Children of Blood and Bone by Tomi Adeyemi

The first instalment of a promised trilogy, this combines magic and fantasy, with a particularly timely look at race relations. It’s already been picked up by Fox 2000 for a movie adaptation.

Orphan Monster Spy by Matt Killeen

You may think second world war espionage stories have been done to death, but this tale of a blonde, blue-eyed Jewish schoolgirl infiltrating the Nazi elite is anything but unimaginative.

April

The Fates Divide by Veronica Roth

The Divergent author releases the second in her Carve the Mark series, and you can expect more of the detailed world-building and character studies she so brilliantly exhibited in her first series.

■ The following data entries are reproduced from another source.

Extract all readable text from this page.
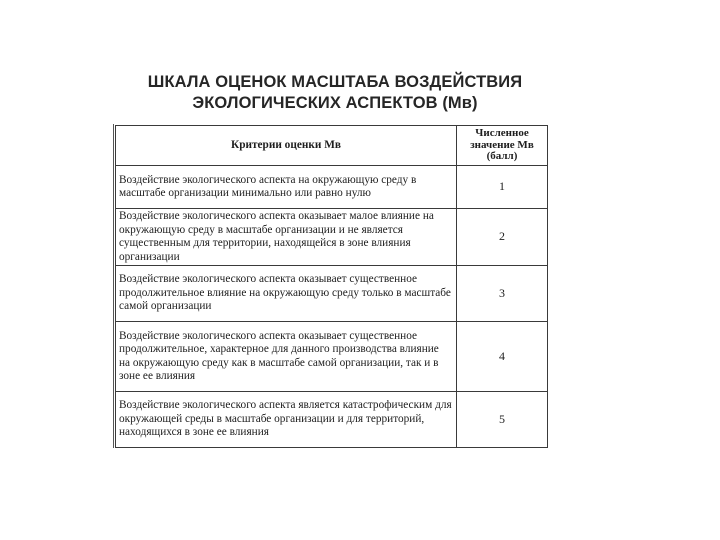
ШКАЛА ОЦЕНОК МАСШТАБА ВОЗДЕЙСТВИЯ
ЭКОЛОГИЧЕСКИХ АСПЕКТОВ (Мв)
Критерии оценки Мв	Численное значение Мв (балл)
Воздействие экологического аспекта на окружающую среду в масштабе организации минимально или равно нулю	1
Воздействие экологического аспекта оказывает малое влияние на окружающую среду в масштабе организации и не является существенным для территории, находящейся в зоне влияния организации	2
Воздействие экологического аспекта оказывает существенное продолжительное влияние на окружающую среду только в масштабе самой организации	3
Воздействие экологического аспекта оказывает существенное продолжительное, характерное для данного производства влияние на окружающую среду как в масштабе самой организации, так и в зоне ее влияния	4
Воздействие экологического аспекта является катастрофическим для окружающей среды в масштабе организации и для территорий, находящихся в зоне ее влияния	5
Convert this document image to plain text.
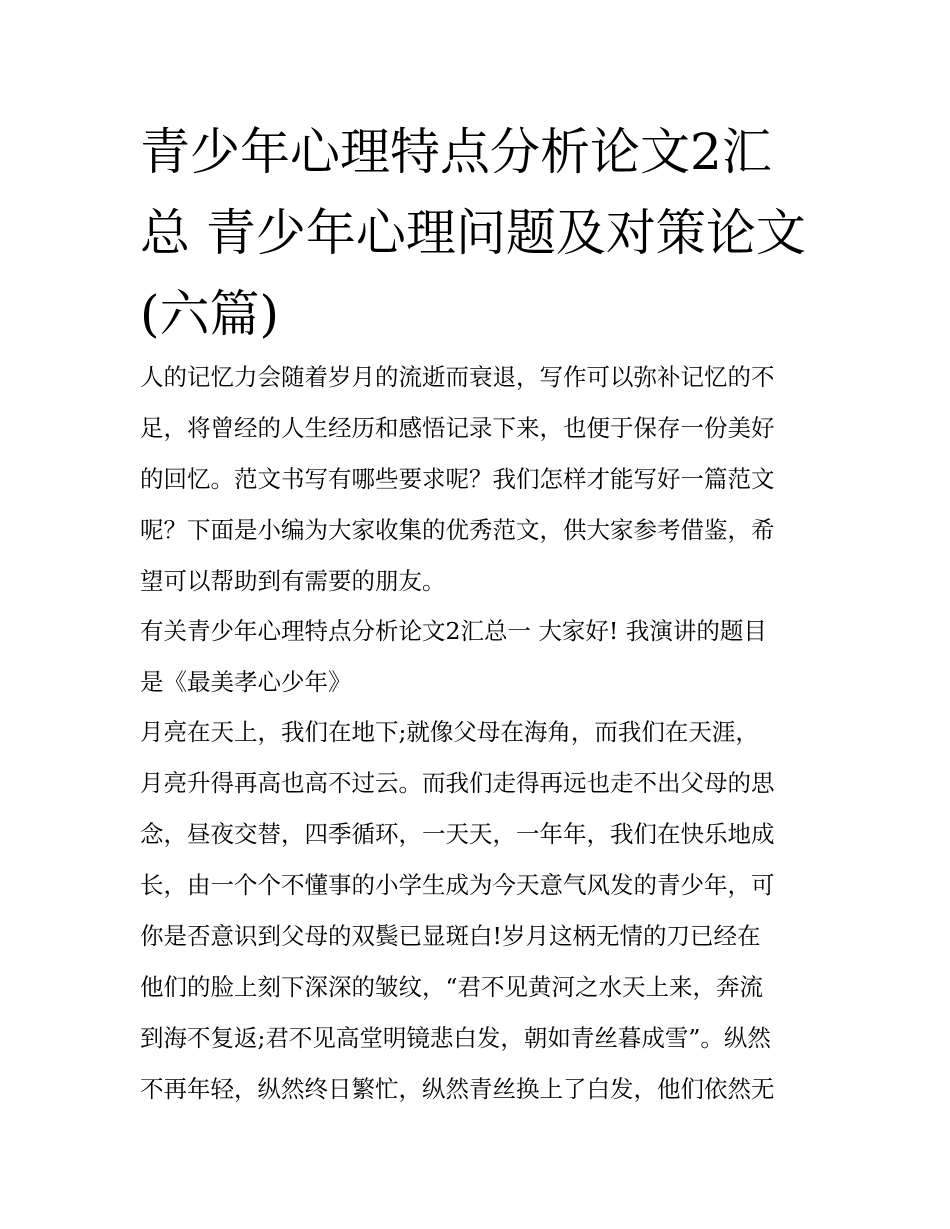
青少年心理特点分析论文2汇
总 青少年心理问题及对策论文
(六篇)
人的记忆力会随着岁月的流逝而衰退，写作可以弥补记忆的不
足，将曾经的人生经历和感悟记录下来，也便于保存一份美好
的回忆。范文书写有哪些要求呢？我们怎样才能写好一篇范文
呢？下面是小编为大家收集的优秀范文，供大家参考借鉴，希
望可以帮助到有需要的朋友。
有关青少年心理特点分析论文2汇总一 大家好! 我演讲的题目
是《最美孝心少年》
月亮在天上，我们在地下;就像父母在海角，而我们在天涯，
月亮升得再高也高不过云。而我们走得再远也走不出父母的思
念，昼夜交替，四季循环，一天天，一年年，我们在快乐地成
长，由一个个不懂事的小学生成为今天意气风发的青少年，可
你是否意识到父母的双鬓已显斑白!岁月这柄无情的刀已经在
他们的脸上刻下深深的皱纹，“君不见黄河之水天上来，奔流
到海不复返;君不见高堂明镜悲白发，朝如青丝暮成雪”。纵然
不再年轻，纵然终日繁忙，纵然青丝换上了白发，他们依然无
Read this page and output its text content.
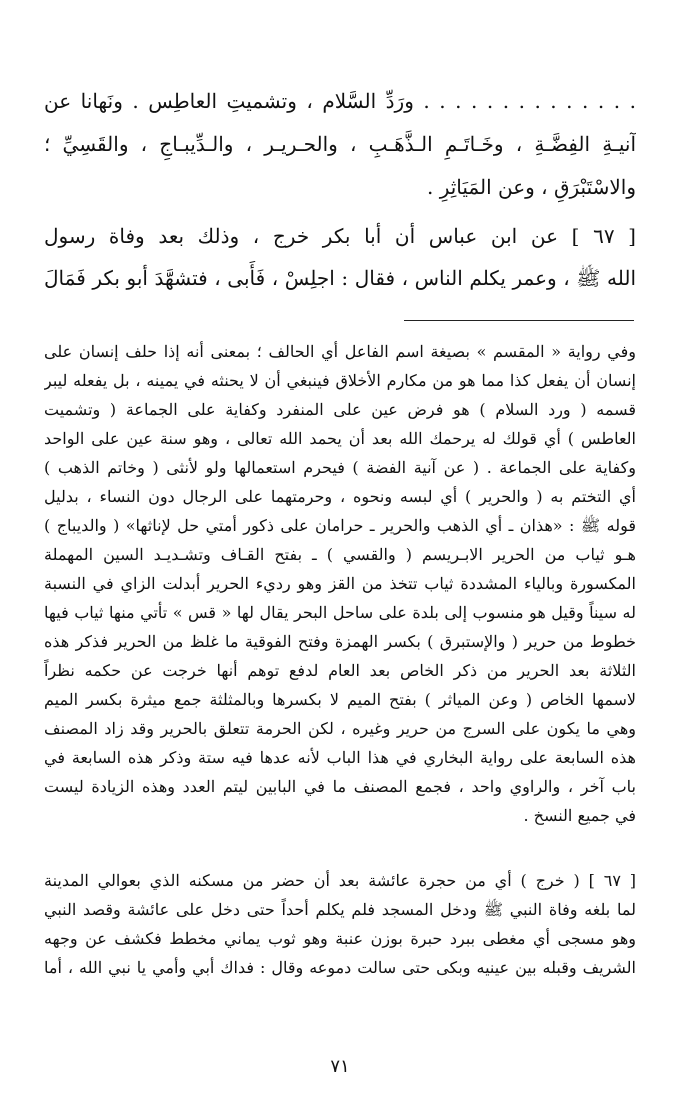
. . . . . . . . . . . . . . ورَدِّ السَّلام ، وتشميتِ العاطِس . ونَهانا عن
آنيـةِ الفِضَّـةِ ، وخَـاتَـمِ الـذَّهَـبِ ، والحـريـر ، والـدِّيبـاجِ ، والقَسِيِّ ؛
والاسْتَبْرَقِ ، وعن المَيَاثِرِ .
[ ٦٧ ] عن ابن عباس أن أبا بكر خرج ، وذلك بعد وفاة رسول
الله ﷺ ، وعمر يكلم الناس ، فقال : اجلِسْ ، فَأَبى ، فتشهَّدَ أبو بكر فَمَالَ
وفي رواية « المقسم » بصيغة اسم الفاعل أي الحالف ؛ بمعنى أنه إذا حلف إنسان على
إنسان أن يفعل كذا مما هو من مكارم الأخلاق فينبغي أن لا يحنثه في يمينه ، بل يفعله ليبر
قسمه ( ورد السلام ) هو فرض عين على المنفرد وكفاية على الجماعة ( وتشميت
العاطس ) أي قولك له يرحمك الله بعد أن يحمد الله تعالى ، وهو سنة عين على الواحد
وكفاية على الجماعة . ( عن آنية الفضة ) فيحرم استعمالها ولو لأنثى ( وخاتم الذهب )
أي التختم به ( والحرير ) أي لبسه ونحوه ، وحرمتهما على الرجال دون النساء ، بدليل
قوله ﷺ : «هذان ـ أي الذهب والحرير ـ حرامان على ذكور أمتي حل لإناثها» ( والديباج )
هـو ثياب من الحرير الابـريسم ( والقسي ) ـ بفتح القـاف وتشـديـد السين المهملة
المكسورة وبالياء المشددة ثياب تتخذ من القز وهو رديء الحرير أبدلت الزاي في النسبة
له سيناً وقيل هو منسوب إلى بلدة على ساحل البحر يقال لها « قس » تأتي منها ثياب فيها
خطوط من حرير ( والإستبرق ) بكسر الهمزة وفتح الفوقية ما غلظ من الحرير فذكر هذه
الثلاثة بعد الحرير من ذكر الخاص بعد العام لدفع توهم أنها خرجت عن حكمه نظراً
لاسمها الخاص ( وعن المياثر ) بفتح الميم لا بكسرها وبالمثلثة جمع ميثرة بكسر الميم
وهي ما يكون على السرج من حرير وغيره ، لكن الحرمة تتعلق بالحرير وقد زاد المصنف
هذه السابعة على رواية البخاري في هذا الباب لأنه عدها فيه ستة وذكر هذه السابعة في
باب آخر ، والراوي واحد ، فجمع المصنف ما في البابين ليتم العدد وهذه الزيادة ليست
في جميع النسخ .
[ ٦٧ ] ( خرج ) أي من حجرة عائشة بعد أن حضر من مسكنه الذي بعوالي المدينة
لما بلغه وفاة النبي ﷺ ودخل المسجد فلم يكلم أحداً حتى دخل على عائشة وقصد النبي
وهو مسجى أي مغطى ببرد حبرة بوزن عنبة وهو ثوب يماني مخطط فكشف عن وجهه
الشريف وقبله بين عينيه وبكى حتى سالت دموعه وقال : فداك أبي وأمي يا نبي الله ، أما
٧١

White Rabbit by Caleb Roehrig

A thrilling mystery featuring diverse characters with flawed personalities, first loves, trust issues, crime-solving and catching someone literally red-handed – only the solution is obviously not as simple as that.

May

The Strange Fascinations of Noah Hypnotik by David Arnold

Arnold’s Mosquitoland was one of the most relatable, unique and surprising YA novels of 2015, which gives us high hopes for his third release. After Noah is hypnotised, everything he thought he knew has been rewritten, and he needs to re-evaluate his life. It’s been described as “Murakami for teens”, so if you like weird and wordy reads, this one is for you.

The Burning Maze by Rick Riordan

Riordan is quite likely an actual robot; he’s written nearly 30 books since he made a name for himself in 2005 with The Lightning Thief. His modern reimaginings of ancient legends are amazing in their own rights, but also a great gateway into ancient history and mythology; this third instalment of his Trials of Apollo series is set to attract yet another generation of fans.

June

A Thousand Beginnings and Endings, edited by Ellen Oh and Elsie Chapman

This collection of 15 original stories reinterpreting Asian myths and legends should be on every Young Post reader’s TBR list. The only downside is that we have to wait another six months!

White Rabbit Red Wolf by Tom Pollock

There’s something irresistible about putting a maths genius at the centre of a mystery novel. Peter is a prodigy who suffers from debilitating panic attacks. But when there’s an attempt on his scientist mother’s life and his sister disappears, he must reach deep inside himself for the strength and courage to find out who’s attacking his family – and to overcome his own demons.